As the decade draws (yes, pun intended) to a close, I want to thank all my friends and fans for continuing to support my work. Without you folks, all this artwork would be for my eyes only, and that would be not nearly as fun.
I still have a few days before the ball drops (uncomfortable expression, isn't it?), so I may have time to finish one more oil painting...but in the meantime, here's one that I finished yesterday. I wanted to capture that moment, just after Mary Philbin snatches Lon Chaney's mask from his twisted face, and he turns and glares at her in accusational rage. The shot in the film is slightly out of focus, which somehow makes it more nightmarish.

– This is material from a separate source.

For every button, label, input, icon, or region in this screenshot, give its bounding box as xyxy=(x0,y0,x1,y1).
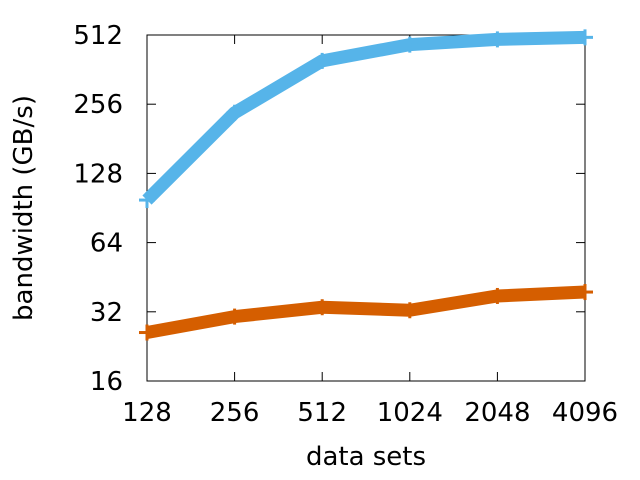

The "soft focus" effect here is easily accomplished. While the oils are still wet on the canvas, I take a fan brush and very lightly drag the brush over the paint. I dry-wipe the brush clean after each stroke. I work in one diagonal direction, and then the other. The key is not to put any pressure on the brush as it sweeps over the paint, just let gravity do it's thing. The result is an eerie, soft glow, which is a pretty cool effect.
I use this technique on almost all my oil paintings, usually after the tones have been laid down. It helps me see that the general shapes of the tones are correct. In most paintings, however, I continue to refine after that. This PHANTOM OF THE OPERA didn't need much else, except a little tweaking in the eyes.